For higher education institutions working with federally funded programs or technologies, Section 508 may impact websites, electronic course materials, downloadable PDFs, and educational technologies used by students and faculty.

How to Ensure PDF Accessibility For Higher Education: Best Practices

Improving PDF accessibility for higher education institutions requires a structured and long-term approach rather than one-time fixes.

  • Develop an Accessibility Strategy: Create institution-wide accessibility goals and policies that define standards, responsibilities, and long-term accessibility priorities.
  • Review Existing Learning Materials: Audit current educational resources to identify inaccessible PDFs, scanned files, and content that may create barriers for students using assistive technologies.
  • Train Faculty & Staff: Faculty members and staff should understand accessibility practices, including document structure, heading usage, alt text, and tagging.
  • Prioritize Accessible Content Creation: Accessibility should begin during content creation rather than after publication. Creating structured and accessible documents from the start reduces remediation efforts.
  • Support Ongoing Accessibility Improvements: Accessibility requires continuous monitoring, regular reviews, and updates to ensure learning materials remain compliant as content evolves.
PDF remediation can become complex at scale. The best way to ensure compliant PDFs is to partner with accessibility experts who can help educational institutions implement long-term accessibility strategies.

Why Choose PREP for Your Higher Education Institution?

PREP’s powerful AI-enabled PDF accessibility platform makes document remediation simple, economical, and scalable. We also help higher education institutions, including universities and colleges, create an inclusive learning environment for all learners.

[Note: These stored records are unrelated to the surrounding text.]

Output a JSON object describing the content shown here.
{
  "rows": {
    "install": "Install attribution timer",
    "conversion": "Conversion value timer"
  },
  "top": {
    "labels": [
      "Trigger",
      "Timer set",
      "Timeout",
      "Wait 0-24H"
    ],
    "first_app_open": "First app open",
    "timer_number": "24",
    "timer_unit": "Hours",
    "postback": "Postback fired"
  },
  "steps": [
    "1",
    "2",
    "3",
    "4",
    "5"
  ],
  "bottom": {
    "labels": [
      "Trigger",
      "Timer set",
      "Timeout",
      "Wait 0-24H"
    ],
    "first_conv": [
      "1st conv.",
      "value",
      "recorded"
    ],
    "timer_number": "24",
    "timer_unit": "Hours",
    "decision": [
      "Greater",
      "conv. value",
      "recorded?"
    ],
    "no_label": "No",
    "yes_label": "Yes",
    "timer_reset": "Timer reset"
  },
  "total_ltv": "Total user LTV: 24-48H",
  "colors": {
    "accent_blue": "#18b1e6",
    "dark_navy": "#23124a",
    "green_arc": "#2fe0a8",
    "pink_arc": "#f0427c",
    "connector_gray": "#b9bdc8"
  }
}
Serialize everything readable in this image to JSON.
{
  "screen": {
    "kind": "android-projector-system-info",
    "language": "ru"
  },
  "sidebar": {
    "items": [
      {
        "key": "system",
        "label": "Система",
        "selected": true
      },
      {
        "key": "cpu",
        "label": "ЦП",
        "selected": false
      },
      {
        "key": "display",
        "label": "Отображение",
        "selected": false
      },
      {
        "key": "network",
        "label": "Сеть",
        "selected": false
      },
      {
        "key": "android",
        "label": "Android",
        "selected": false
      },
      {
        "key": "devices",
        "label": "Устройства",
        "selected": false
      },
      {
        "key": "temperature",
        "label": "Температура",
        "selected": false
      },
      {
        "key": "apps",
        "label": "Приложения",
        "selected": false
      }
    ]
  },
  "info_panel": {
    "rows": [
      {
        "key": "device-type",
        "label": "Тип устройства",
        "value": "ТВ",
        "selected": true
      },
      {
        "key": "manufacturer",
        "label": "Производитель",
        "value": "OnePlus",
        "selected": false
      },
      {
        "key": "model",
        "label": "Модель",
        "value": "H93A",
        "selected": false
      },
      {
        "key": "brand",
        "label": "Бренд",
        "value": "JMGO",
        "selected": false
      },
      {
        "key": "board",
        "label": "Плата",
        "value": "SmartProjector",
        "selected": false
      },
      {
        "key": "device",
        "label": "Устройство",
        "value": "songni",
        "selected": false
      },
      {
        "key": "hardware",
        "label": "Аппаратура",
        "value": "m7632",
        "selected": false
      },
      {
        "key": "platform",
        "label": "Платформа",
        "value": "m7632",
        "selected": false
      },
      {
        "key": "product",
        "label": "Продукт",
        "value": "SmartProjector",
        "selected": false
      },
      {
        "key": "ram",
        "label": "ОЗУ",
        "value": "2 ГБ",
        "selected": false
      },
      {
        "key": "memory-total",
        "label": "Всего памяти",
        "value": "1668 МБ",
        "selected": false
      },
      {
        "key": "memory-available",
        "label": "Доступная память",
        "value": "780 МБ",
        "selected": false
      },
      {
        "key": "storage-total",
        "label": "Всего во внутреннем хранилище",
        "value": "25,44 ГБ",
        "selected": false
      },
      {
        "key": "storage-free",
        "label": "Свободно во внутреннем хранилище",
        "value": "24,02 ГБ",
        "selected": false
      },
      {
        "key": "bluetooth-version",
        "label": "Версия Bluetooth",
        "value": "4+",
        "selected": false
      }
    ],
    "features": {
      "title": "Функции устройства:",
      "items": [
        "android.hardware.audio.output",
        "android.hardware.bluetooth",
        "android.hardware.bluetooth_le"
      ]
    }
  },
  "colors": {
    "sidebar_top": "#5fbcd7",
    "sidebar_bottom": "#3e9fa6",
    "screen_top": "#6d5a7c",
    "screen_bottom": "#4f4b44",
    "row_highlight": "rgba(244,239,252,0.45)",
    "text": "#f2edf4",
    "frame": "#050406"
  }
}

Here’s a case study that demonstrates how PREP converted data for a higher education institution:

The client was required to turn many low-quality scanned PDF documents into editable Word files. While preserving the content format, our automated PDF accessibility software identified and converted complex structures, including tables, lists, and equations. Subject matter experts then reviewed these Word files for quality and accuracy. PREP helped the client turn low-quality scanned PDFs into editable Word documents for their learners in less than three weeks. This enabled learners to access and edit documents easily.

Get AI-Driven Accessibility Solutions

Empower your organization with scalable, cost-effective, and efficient tools for an inclusive user experience.

FAQs

  1. What makes a PDF accessible?

    An accessible PDF includes structured headings, proper tags, logical reading order, descriptive alt text, accessible tables, labeled forms, and sufficient color contrast. These elements help screen readers and other assistive technologies interpret content correctly and allow students to navigate educational materials effectively.

  2. Which accessibility laws apply to colleges and universities?

    Higher education institutions may need to comply with WCAG, ADA Title II, ADA Title III, Section 504, and Section 508, depending on whether they are public institutions, private institutions, or federally funded organizations.

  3. How can universities check if their PDFs are accessible?

    Universities can evaluate accessibility using automated PDF accessibility checkers, manual testing methods, screen readers, and remediation audits. Many institutions also work with accessibility experts to identify and resolve complex issues.

  4. Why do colleges use PDF remediation services?

    Colleges often manage thousands of academic files and learning materials. PDF remediation services help them improve accessibility at scale while reducing manual effort and ensuring compliance across large document collections.

  5. How can schools ensure all learning materials are distributed as accessible PDFs?

    Schools can improve PDF accessibility by creating structured documents from the beginning, training faculty members, reviewing educational materials regularly, and testing documents with assistive technologies before publication. Continuous monitoring also helps maintain long-term accessibility standards.